Any small treatment trial carries the risk of important between-group differences despite randomization. While there were no statistically significant differences in baseline characteristics, it is possible that the trend toward fewer hospitalizations relates to a lower inherent risk in the DASH/SRD cohort. Due to limited prior safety and efficacy data with the DASH diet in HF ^{42, 43}, we enrolled only participants with a history of systemic hypertension, the focus of most prior DASH diet studies. While most patients with HF have a history of hypertension, our findings may not be generalizable to patients who do not have a history of hypertension.

The GOURMET-HF results are hypothesis-generating, and establish the rationale for conducting a larger study of direct dietary support in patients with HF following hospital discharge. Such a trial would ideally be powered to assess this strategy’s impact on hospital readmission burden. In addition, the complexity and costs of this intervention, as well as its feasibility and efficacy across patients of diverse demographics and socioeconomic status, would be important considerations in a future trial.

Conclusions

Home delivery of low-sodium, nutrient-dense meals following discharge from HF hospitalization is feasible and safe. While not meeting its primary outcome, the GOURMET-HF pilot study suggests that post-discharge nutritional support has the potential to improve HF symptoms and reduce readmissions. Larger studies are warranted to explore these concepts further.

What is new?

• Dietary factors are believed to be an important cause of hospitalizations in patients with heart failure (HF), but few dietary interventions have been performed in this population.
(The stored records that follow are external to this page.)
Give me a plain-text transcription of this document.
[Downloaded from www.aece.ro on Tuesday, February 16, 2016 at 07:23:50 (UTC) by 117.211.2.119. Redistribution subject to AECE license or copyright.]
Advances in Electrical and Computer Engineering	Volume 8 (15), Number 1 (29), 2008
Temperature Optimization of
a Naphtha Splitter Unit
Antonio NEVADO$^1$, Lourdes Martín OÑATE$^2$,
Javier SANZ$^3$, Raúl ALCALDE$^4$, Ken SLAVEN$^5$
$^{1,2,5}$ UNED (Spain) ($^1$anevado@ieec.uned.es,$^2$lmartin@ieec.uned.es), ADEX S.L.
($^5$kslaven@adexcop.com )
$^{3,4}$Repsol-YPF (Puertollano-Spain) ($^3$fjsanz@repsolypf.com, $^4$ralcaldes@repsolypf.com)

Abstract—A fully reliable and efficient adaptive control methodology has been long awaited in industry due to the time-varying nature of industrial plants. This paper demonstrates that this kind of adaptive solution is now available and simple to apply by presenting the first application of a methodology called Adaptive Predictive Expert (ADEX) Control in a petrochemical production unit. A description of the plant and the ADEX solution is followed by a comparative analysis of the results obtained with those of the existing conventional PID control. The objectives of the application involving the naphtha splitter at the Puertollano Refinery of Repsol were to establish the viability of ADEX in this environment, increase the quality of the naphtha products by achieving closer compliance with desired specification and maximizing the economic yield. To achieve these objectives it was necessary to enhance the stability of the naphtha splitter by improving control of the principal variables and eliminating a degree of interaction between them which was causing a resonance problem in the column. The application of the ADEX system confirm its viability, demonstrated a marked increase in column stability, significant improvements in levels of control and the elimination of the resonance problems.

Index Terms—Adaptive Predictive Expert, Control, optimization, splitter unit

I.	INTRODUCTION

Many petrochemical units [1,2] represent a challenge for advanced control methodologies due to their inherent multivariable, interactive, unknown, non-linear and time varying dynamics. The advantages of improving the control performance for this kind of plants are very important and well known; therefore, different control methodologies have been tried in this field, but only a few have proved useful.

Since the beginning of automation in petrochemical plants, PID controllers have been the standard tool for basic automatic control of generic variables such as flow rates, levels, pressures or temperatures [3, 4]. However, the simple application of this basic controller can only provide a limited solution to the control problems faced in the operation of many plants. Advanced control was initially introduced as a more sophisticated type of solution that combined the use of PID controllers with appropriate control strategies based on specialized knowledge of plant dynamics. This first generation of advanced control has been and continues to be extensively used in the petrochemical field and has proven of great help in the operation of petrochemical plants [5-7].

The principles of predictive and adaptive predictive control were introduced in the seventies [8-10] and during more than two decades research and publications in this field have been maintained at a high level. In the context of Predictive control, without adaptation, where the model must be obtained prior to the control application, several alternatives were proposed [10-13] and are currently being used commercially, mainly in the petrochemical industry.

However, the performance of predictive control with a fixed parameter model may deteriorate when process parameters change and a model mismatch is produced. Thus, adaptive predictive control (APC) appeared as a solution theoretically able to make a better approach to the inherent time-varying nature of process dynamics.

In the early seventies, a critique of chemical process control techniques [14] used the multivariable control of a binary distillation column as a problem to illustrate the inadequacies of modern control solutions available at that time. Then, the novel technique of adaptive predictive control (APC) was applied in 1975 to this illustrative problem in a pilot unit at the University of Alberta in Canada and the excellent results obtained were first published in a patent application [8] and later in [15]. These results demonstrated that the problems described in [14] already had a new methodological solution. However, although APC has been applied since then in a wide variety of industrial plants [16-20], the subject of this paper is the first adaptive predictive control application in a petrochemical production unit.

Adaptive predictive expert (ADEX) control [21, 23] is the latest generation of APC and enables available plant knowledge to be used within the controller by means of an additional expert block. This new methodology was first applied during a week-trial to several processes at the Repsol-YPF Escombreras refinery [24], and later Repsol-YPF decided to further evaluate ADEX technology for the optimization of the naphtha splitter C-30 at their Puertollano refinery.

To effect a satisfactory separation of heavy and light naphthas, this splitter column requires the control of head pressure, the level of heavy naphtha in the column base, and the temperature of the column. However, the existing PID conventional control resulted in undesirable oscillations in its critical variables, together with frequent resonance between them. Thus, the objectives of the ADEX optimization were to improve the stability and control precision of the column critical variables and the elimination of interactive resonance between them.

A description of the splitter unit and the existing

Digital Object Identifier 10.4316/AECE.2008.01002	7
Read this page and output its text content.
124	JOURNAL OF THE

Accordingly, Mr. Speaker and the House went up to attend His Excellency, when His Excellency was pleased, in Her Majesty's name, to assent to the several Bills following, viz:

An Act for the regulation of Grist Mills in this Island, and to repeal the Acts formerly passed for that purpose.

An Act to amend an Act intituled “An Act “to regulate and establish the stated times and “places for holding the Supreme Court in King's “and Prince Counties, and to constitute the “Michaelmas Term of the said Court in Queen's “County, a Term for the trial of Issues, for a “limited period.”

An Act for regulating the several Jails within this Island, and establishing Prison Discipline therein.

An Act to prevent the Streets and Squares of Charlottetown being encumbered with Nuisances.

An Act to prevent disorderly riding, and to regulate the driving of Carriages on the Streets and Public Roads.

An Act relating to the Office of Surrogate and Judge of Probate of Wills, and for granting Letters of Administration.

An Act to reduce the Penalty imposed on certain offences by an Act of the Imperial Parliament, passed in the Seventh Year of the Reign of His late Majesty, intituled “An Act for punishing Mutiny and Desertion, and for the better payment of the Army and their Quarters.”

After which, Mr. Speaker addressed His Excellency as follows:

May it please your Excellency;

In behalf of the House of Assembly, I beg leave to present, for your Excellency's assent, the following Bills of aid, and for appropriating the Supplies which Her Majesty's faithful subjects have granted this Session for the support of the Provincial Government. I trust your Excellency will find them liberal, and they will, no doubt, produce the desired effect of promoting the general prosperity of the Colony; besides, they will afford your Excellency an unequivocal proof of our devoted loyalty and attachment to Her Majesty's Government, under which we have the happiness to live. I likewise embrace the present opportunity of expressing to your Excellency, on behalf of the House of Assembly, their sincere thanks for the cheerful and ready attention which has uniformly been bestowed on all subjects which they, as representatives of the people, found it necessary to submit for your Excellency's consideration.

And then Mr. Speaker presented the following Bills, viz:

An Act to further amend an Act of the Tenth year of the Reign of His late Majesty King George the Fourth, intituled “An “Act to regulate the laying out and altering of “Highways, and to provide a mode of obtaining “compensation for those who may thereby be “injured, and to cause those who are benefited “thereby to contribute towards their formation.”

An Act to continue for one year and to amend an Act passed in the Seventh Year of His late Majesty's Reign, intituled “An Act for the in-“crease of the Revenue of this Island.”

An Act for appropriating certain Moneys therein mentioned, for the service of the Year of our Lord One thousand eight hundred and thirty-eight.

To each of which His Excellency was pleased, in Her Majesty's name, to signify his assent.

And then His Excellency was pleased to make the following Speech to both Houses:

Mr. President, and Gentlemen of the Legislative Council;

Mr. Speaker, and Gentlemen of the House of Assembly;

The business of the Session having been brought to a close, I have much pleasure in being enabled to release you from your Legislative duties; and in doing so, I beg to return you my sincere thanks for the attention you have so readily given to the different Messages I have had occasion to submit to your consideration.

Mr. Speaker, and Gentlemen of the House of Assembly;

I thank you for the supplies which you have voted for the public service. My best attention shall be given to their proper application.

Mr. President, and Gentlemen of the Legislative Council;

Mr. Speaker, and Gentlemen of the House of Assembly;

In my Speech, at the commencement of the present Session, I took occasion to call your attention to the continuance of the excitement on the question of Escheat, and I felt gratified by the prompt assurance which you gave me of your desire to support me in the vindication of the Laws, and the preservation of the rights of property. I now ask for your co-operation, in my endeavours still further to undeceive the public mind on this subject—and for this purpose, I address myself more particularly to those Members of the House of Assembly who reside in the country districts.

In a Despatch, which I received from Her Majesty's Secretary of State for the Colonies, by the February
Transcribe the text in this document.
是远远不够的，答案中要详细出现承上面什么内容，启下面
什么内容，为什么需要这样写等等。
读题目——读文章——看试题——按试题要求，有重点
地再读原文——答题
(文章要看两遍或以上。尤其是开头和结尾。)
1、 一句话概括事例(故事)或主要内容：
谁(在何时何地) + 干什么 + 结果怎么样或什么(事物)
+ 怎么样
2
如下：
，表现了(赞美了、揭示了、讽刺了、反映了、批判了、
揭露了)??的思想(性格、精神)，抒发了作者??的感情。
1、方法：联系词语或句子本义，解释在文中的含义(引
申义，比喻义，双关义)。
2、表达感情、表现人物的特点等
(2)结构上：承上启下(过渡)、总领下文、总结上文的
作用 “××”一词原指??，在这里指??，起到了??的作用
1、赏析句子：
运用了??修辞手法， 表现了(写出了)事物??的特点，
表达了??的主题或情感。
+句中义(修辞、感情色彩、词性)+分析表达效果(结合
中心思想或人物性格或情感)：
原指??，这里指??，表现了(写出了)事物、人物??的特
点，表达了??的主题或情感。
• Malnutrition is common in HF and associated with adverse outcomes, and the standard recommendation to restrict dietary sodium could contribute to dietary nutritional deficiencies.

• The GOURMET-HF pilot study is the first randomized trial to examine the effects of direct dietary support in patients with HF following hospital discharge.

What are the clinical implications?

• GOURMET-HF randomized patients with HF at hospital discharge to four weeks of home-delivered, low sodium, nutritionally complete meals vs. usual care.

• Disease-specific quality of life (primary outcome) did not improve more in patients assigned to home-delivered meals.

• However, secondary analyses suggest potential benefits of this strategy on HF symptoms, physical limitations, and readmission reduction.

• Larger studies are warranted to clarify the effects of home-delivered meals on rehospitalization burden and quality of life in recently hospitalized patients with HF.